Indian pharmaceutical companies spread business to avoid regulatory ire

In 2019 so far, Indian drug makers (including active pharmaceutical ingredient makers) got 11 warning letters from the US drug regulator —much more than the seven which came in all of 2018. Major companies say to de-risk their business; they have developed alternative sites for their key products. 

The aim being to reduce dependence on a single site, in case they get an import alert that would stop export to the US from the particular site. 

Once the US regulator, the Food and Drug Administration (FDA), inspects a particular site, it may classify under Official Action Indicated (OAI) or Voluntary Action Indicated (VAI) or No Action Indicated (NAI). OAIs are usually escalated to a warning letter — unlike an import alert from there, even this does not stop export. 

Kedar Upadhye, global chief financial officer at Cipla, said his company had a practice of developing alternate sources. The company’s Goa plant recently received what is termed a Form 483 (given at the conclusion of an inspection, when the team doing so notices what could be objectionable conditions), with 12 observations, from the FDA. 

Upadhye said: “Single source products from Goa are less than 2.5 per cent of company revenues. Every pharmaceutical company, especially after the Good Manufacturing Practices (GMP) regime changed, has worked on critical product de-risking. Otherwise, one’s business model gets affected. We started (doing so) about two years back; most of the critical products, we have been able to de-risk.”

A senior official of Glenmark Pharmaceuticals said over the past few years, the company has ensured it has multiple sites prepared for key products. “Once an import alert happens, one cannot shift the products to another site. So, one has to be ready beforehand for any such exigency, so that the business of the company is not affected,” he explained. 

An example is Cadila Healthcare’s unit at Moraiya, near Ahmedabad. The site received a warning letter in December 2015; it used to contribute 60 per cent of the firm's US revenue. The company transferred at least nine key products to other sites (including products that they would have been filing for approvals in future) and has got approvals for those. 
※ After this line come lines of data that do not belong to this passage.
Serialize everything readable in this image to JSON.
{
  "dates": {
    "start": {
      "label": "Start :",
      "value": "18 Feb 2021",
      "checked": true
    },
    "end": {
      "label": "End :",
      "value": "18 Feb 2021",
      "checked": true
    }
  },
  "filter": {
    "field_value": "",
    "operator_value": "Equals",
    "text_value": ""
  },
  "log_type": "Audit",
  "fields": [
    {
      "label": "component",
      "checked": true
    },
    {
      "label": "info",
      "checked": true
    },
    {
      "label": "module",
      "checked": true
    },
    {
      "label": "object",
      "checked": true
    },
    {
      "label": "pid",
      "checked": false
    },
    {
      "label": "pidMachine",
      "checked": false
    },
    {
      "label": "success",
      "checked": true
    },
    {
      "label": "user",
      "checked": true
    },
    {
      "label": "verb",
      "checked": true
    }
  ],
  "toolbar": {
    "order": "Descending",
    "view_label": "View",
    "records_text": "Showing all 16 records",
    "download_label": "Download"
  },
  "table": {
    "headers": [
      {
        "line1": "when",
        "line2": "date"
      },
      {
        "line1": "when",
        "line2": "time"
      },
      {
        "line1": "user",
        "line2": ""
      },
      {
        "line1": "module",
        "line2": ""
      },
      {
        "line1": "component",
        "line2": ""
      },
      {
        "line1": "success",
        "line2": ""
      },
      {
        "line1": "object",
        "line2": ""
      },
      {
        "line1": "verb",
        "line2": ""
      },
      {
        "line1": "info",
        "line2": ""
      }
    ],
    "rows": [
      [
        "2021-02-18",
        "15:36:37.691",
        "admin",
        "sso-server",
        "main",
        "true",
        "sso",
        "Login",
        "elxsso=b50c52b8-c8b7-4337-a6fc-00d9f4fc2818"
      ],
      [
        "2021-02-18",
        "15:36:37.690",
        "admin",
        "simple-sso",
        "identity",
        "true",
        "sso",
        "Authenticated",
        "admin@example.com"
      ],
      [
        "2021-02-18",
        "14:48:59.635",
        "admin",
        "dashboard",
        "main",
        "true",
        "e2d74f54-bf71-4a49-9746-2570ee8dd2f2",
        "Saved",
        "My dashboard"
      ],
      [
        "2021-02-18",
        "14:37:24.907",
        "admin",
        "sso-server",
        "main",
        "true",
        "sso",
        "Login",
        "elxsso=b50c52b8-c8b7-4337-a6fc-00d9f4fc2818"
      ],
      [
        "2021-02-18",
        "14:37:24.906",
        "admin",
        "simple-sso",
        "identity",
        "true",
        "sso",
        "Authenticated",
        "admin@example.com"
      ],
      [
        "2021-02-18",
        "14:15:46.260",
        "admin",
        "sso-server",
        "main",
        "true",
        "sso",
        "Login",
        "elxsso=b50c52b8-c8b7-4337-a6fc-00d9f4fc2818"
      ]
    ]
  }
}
Analysts feel a sharp increase during 2018 in product recalls has led to higher FDA scrutiny. There were 58 such recalls by Indian companies in 2018, led by the issue of cancer-causing impurity (from a Chinese bulk drug) in a high-blood pressure drug, Sartan. Analysts at Spark Capital said there was an 87 per cent year-on-year (YoY) increase in product recalls by Indian companies during 2018. 

This year, says ratings agency ICRA, there have been a total of 11 warning letters. Gaurav Jain, vice-president at ICRA, said this included all the smaller entities which supply bulk drugs or chemical intermediates to the US. “Growth and profitability would, however, be constrained by regulatory interventions such as price controls or compulsory genericisation for domestic market. For the US market, faster generic approvals and continued regulatory overhang with respect to manufacturing quality deficiencies, highlighted during USFDA audits, remains a key concern," he said. 

Jain felt a higher pace of ANDA (Abbreviated New Drug Applications) approvals (up 44 per cent over 2015-18 calendar years) had led to higher competitive intensity. “The pace of official action post the USFDA audit has also increased during the eight months of calendar year (CY) 2019, with 11 warning letters compared to seven in CY2018.” 

The larger entities have got a total of seven warning letters so far this year. ICICI Direct Research said around 10 inspections were classified as OAIs, with a number of adverse observations from the FDA. 

Warning letters assume significance in the context of pending product approvals from a site. For example, Aurobindo Pharma's unit VII in Telangana has 33 pending FDA approvals from the site. It recently received a Form 483, with seven observations.  

"We believe the observations are critical and the company is likely to face further remedial action from the FDA, like a warning letter or in a worst case scenario, an import alert," ICICI Direct said. Aurobindo, too, has a number of alternate plants at its disposal, say analysts. 

Indian plants also got a high number of warning letters in 2017 (16) and 2015 (17).